Best way to grab multiple strings from text?-CodePudding

I am grabbing some html and hence will have a string of an entire page of html.

i want to grab multiple strings in this html each with a common delimiter say --text--

so i would want the "text" part.

What is the quickest and most efficient way to do this?
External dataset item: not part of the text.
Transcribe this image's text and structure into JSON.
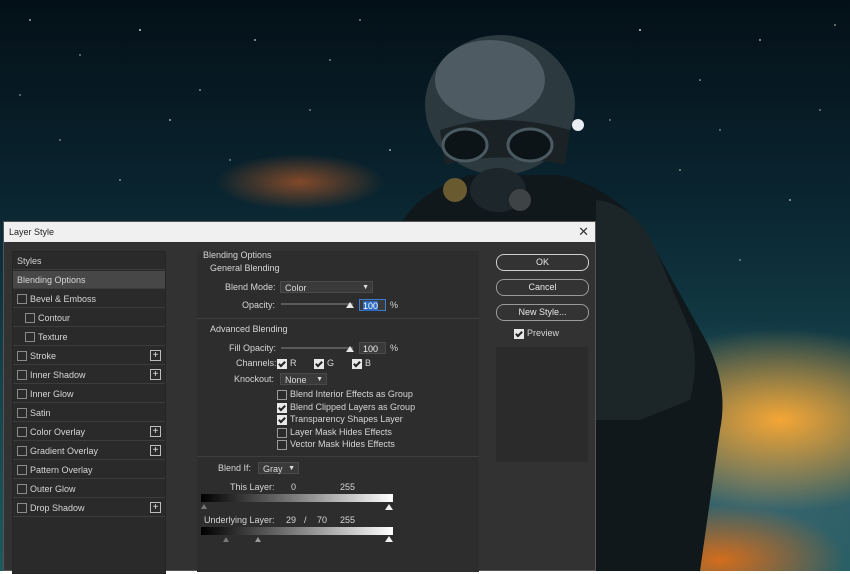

CodePudding user response：

You can use HTMLParser in python: from html.parser import HTMLParser

class MyHTMLParser(HTMLParser):

def handle_data(self, data):
    print("data:", data)

parser = MyHTMLParser()
parser.feed('<html><head><title>Page Title</title></head>'
            '<body><h1>some text</h1></body></html>')

The output will be:
data: some text

CodePudding user response：

the re module feels like a good match for this if it is like the following

html_text = """ a bunch of text i dont care about
-- something important -- more stuff i dont care about -- something else 
 important --"""
matches = re.findall("--(.*?)--",html_text,re.DOTALL)
print(matches)

if instead you say want to grab all the text inside of some <htmltag > then you should use something like beautifulsoup (bs4)

import bs4
html_text = "<a class='interesting'>cool</a><div class='boring'>asd</div><div class='interesting'>beans</div>"
soup = bs4.BeautifulSoup(html_text,features="html.parser")
for e in soup.findAll(None,{"class":"interesting"}):
    print(e.text)

lastly if its more like a--list--of--cool--stuff--with--delimiter

then you should probably just use my_string.split("--")